WENR, Nov./Dec. 2001: Middle East
School Curriculum under Reform
Efforts are once again under way to reform the national school curriculum in Egypt. Under the leadership of the National Center for Curriculum and Instructional Materials Development, primary and preparatory texts have been revised, and secondary texts are now undergoing revision — all in response to the recognized lack of sufficient educational resources.
In the last 10 years, national conferences have been held to develop and reform the curriculum; primary-school syllabuses have been revised three times. Some say it is not the syllabuses that are the problem, but rather the way the coursework is taught.
— Al-Ahram Weekly Online
Sept. 13-19, 2001
Psychometric May Get Boot
The Israeli Cabinet adopted legislation in September that no longer requires students to take the Psychometric, a standardized test equivalent to the SAT, to gain admission to Israel’s public universities. This law, if ratified by the Israeli parliament, would make high school diplomas the only prerequisite for admission, a policy strongly advocated by Minister of Finance Silvan Shalom. Currently, most public university programs do not select students on the basis of personal interviews and extracurricular activities. Instead, students are ranked and chosen based on the scores they receive on the Psychometric and national high school graduation exams. Minister of Education Limor Livnat supports the current system. However, the final decision on whether or not to implement the new law will be up to the parliament.

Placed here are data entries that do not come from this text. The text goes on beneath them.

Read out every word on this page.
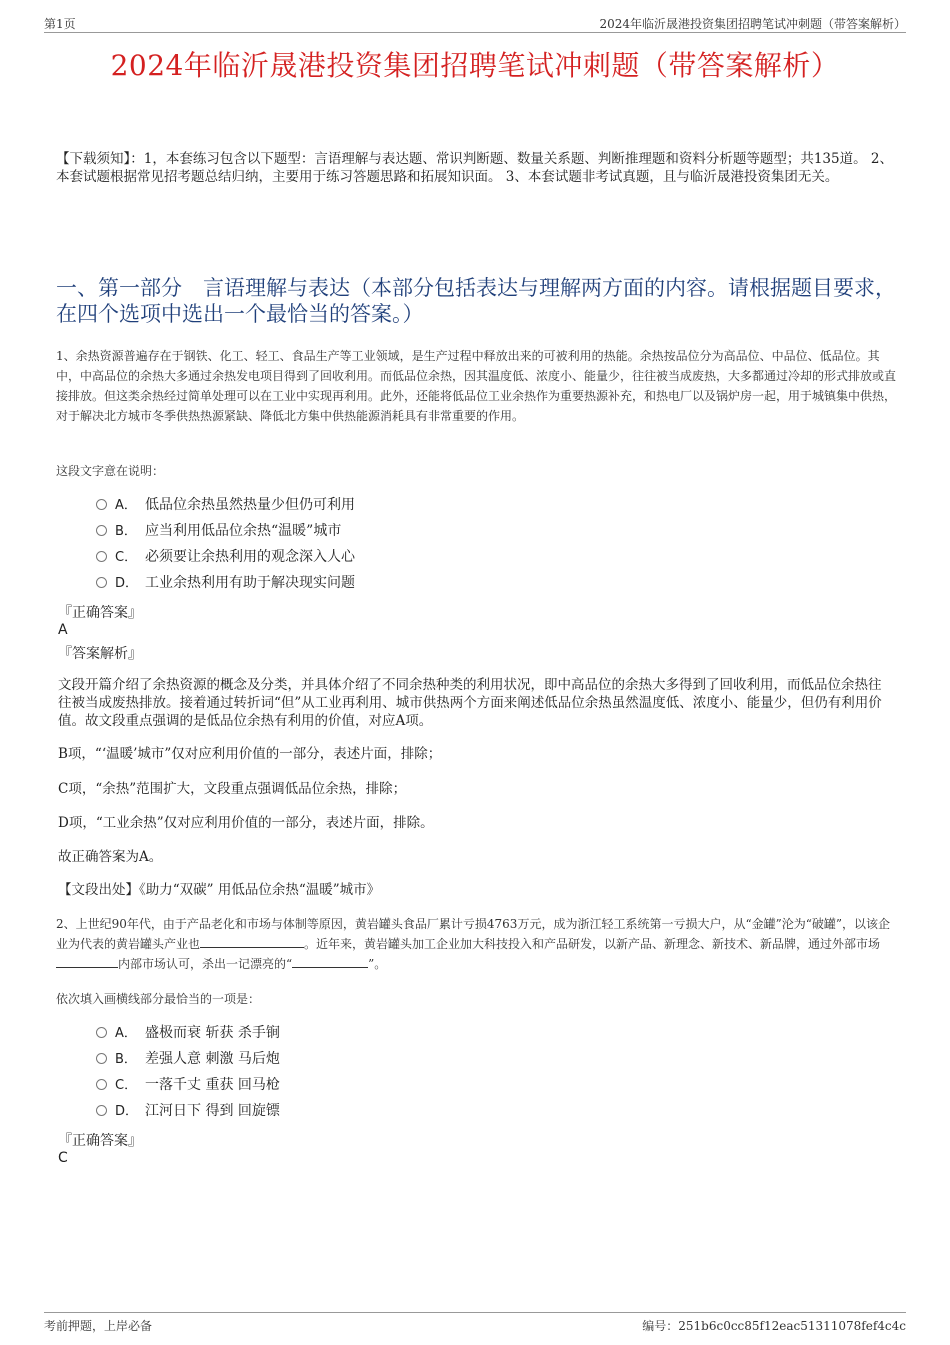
第1页	2024年临沂晟港投资集团招聘笔试冲刺题（带答案解析）
2024年临沂晟港投资集团招聘笔试冲刺题（带答案解析）
【下载须知】：1，本套练习包含以下题型：言语理解与表达题、常识判断题、数量关系题、判断推理题和资料分析题等题型；共135道。 2、本套试题根据常见招考题总结归纳，主要用于练习答题思路和拓展知识面。 3、本套试题非考试真题，且与临沂晟港投资集团无关。
一、第一部分　言语理解与表达（本部分包括表达与理解两方面的内容。请根据题目要求，在四个选项中选出一个最恰当的答案。）
1、余热资源普遍存在于钢铁、化工、轻工、食品生产等工业领域，是生产过程中释放出来的可被利用的热能。余热按品位分为高品位、中品位、低品位。其中，中高品位的余热大多通过余热发电项目得到了回收利用。而低品位余热，因其温度低、浓度小、能量少，往往被当成废热，大多都通过冷却的形式排放或直接排放。但这类余热经过简单处理可以在工业中实现再利用。此外，还能将低品位工业余热作为重要热源补充，和热电厂以及锅炉房一起，用于城镇集中供热，对于解决北方城市冬季供热热源紧缺、降低北方集中供热能源消耗具有非常重要的作用。
这段文字意在说明：
A． 低品位余热虽然热量少但仍可利用
B． 应当利用低品位余热“温暖”城市
C． 必须要让余热利用的观念深入人心
D． 工业余热利用有助于解决现实问题
『正确答案』
A
『答案解析』
文段开篇介绍了余热资源的概念及分类，并具体介绍了不同余热种类的利用状况，即中高品位的余热大多得到了回收利用，而低品位余热往往被当成废热排放。接着通过转折词“但”从工业再利用、城市供热两个方面来阐述低品位余热虽然温度低、浓度小、能量少，但仍有利用价值。故文段重点强调的是低品位余热有利用的价值，对应A项。
B项，“‘温暖’城市”仅对应利用价值的一部分，表述片面，排除；
C项，“余热”范围扩大，文段重点强调低品位余热，排除；
D项，“工业余热”仅对应利用价值的一部分，表述片面，排除。
故正确答案为A。
【文段出处】《助力“双碳” 用低品位余热“温暖”城市》
2、上世纪90年代，由于产品老化和市场与体制等原因，黄岩罐头食品厂累计亏损4763万元，成为浙江轻工系统第一亏损大户，从“金罐”沦为“破罐”，以该企业为代表的黄岩罐头产业也	。近年来，黄岩罐头加工企业加大科技投入和产品研发，以新产品、新理念、新技术、新品牌，通过外部市场内部市场认可，杀出一记漂亮的“	”。
依次填入画横线部分最恰当的一项是：
A． 盛极而衰 斩获 杀手锏
B． 差强人意 刺激 马后炮
C． 一落千丈 重获 回马枪
D． 江河日下 得到 回旋镖
『正确答案』
C
考前押题，上岸必备	编号：251b6c0cc85f12eac51311078fef4c4c
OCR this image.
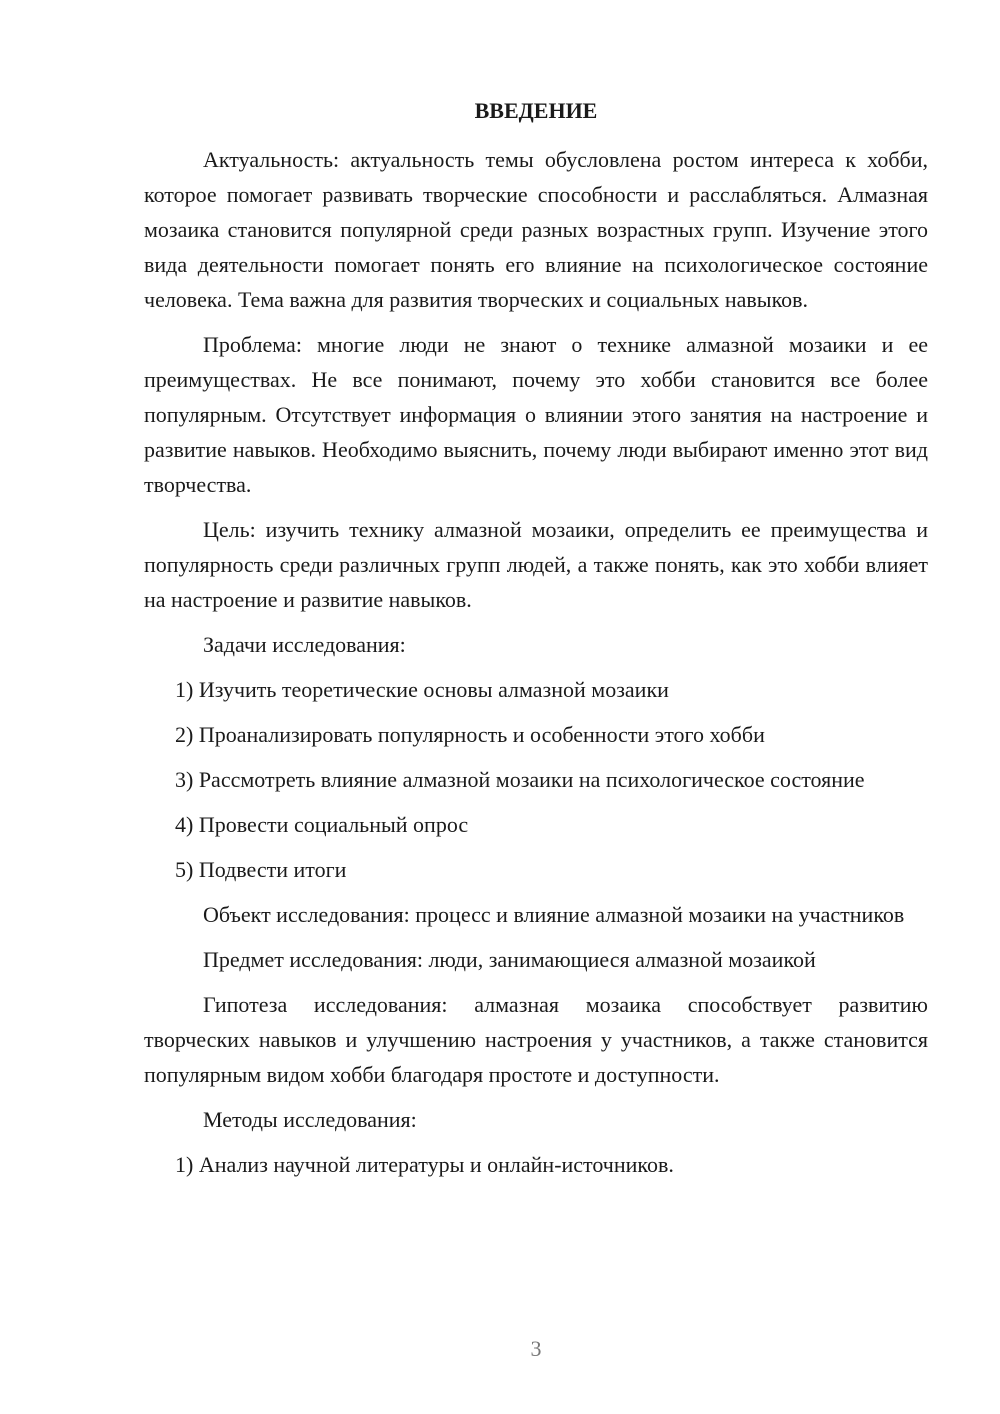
ВВЕДЕНИЕ

Актуальность: актуальность темы обусловлена ростом интереса к хобби, которое помогает развивать творческие способности и расслабляться. Алмазная мозаика становится популярной среди разных возрастных групп. Изучение этого вида деятельности помогает понять его влияние на психологическое состояние человека. Тема важна для развития творческих и социальных навыков.

Проблема: многие люди не знают о технике алмазной мозаики и ее преимуществах. Не все понимают, почему это хобби становится все более популярным. Отсутствует информация о влиянии этого занятия на настроение и развитие навыков. Необходимо выяснить, почему люди выбирают именно этот вид творчества.

Цель: изучить технику алмазной мозаики, определить ее преимущества и популярность среди различных групп людей, а также понять, как это хобби влияет на настроение и развитие навыков.

Задачи исследования:

1) Изучить теоретические основы алмазной мозаики

2) Проанализировать популярность и особенности этого хобби

3) Рассмотреть влияние алмазной мозаики на психологическое состояние

4) Провести социальный опрос

5) Подвести итоги

Объект исследования: процесс и влияние алмазной мозаики на участников

Предмет исследования: люди, занимающиеся алмазной мозаикой

Гипотеза исследования: алмазная мозаика способствует развитию творческих навыков и улучшению настроения у участников, а также становится популярным видом хобби благодаря простоте и доступности.

Методы исследования:

1) Анализ научной литературы и онлайн-источников.

3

— The Chronicle of Higher Education
Sept. 21, 2001
Beirut University Enrollments Expected to Increase
In response to the Sept. 11 terrorist attacks on the United States, Prime Minister of Lebanon Rafik Al Hariri warned universities in Beirut to prepare themselves for a massive influx of Middle Eastern students leaving the United States because of anti-Arab and -Muslim harassment.
In addition, Lebanon is counting on enrolling larger numbers of students from the oil-rich Gulf Arab states as a way of injecting new life into the country’s sluggish economy. Beirut’s Lebanese American University enrolled more than 30 students this year from Saudi Arabia, Kuwait and Bahrain. The American University of Beirut received 21 students from the Gulf. The increased student enrollments give hope to the possibility that Beirut could reemerge as the education capital of the Middle East.
— Middle East Times
Oman Encourages Growth of Private Sector Universities
Sultan Qaboos of Oman recently signed a new law allowing the private sector to play a more active role in providing and promoting higher education. The new royal decree grants private universities generous cash incentives to encourage the establishment of private universities in major town outside Muscat.
The state-run Sultan Qaboos University, which currently enrolls 2,200 students, can no longer meet the growing demand for higher education in the country. A high-powered Higher Education Council has since been formed with the aim of creating facilities for the private sector to set up private universities in the country outside Muscat.
Sohar University, Oman’s first private university, opened its doors to students last September. The Omani news agency reported that the new institution would contribute to upgrading levels of higher education and scientific research, and will specialize in modern scientific fields.
— Gulf News
Aug. 29, 2001
New School Ends State Control over Education
State control over the education sector officially ended in September with the opening of Syria’s first foreign-owned institution. At the inauguration ceremony Syria’s minister of education said that the opening of the International School of Choueifat in Damascus was part of the government’s plan to “improve and modernize” the country’s system of education. She went on to say that by opening up education to the private sector the government hopes to curb the number of students leaving Syria to pursue their studies abroad.
The school plans to enroll up to 500 students between the ages of three and 16 this year, but expects to receive as many as 3,000 students by the year 2003. Arabic and English will be taught as basic languages, and French will be offered as a second language.
The new institution is part of the Saad and Bastani school network (SABIS), which was established in 1886. SABIS schools are recognized by educational authorities all over the world, and their qualifications are accepted by many universities.
Syria does have several private elementary, preparatory and secondary schools, but up until now they have been tightly controlled by the state and apply the national curriculum. The American French and Pakistani private schools primarily serve the expatriate community in Syria and their qualifications, which do not include Arabic, are not recognized by the government.
— Middle East Times
UNITED ARAB EMIRATES
New Media Center to Open
Zayed University has created a Center for Media Training and Research in response to the increasing number of students seeking careers in the media industry. Located at the university’s Dubai Media City, the center’s training courses and workshops will be offered for “mid-career” media and communication workers, starting in February 2002.
The program will offer an elective English language program, which will benefit those working in the communications field by preparing them for a bilingual society.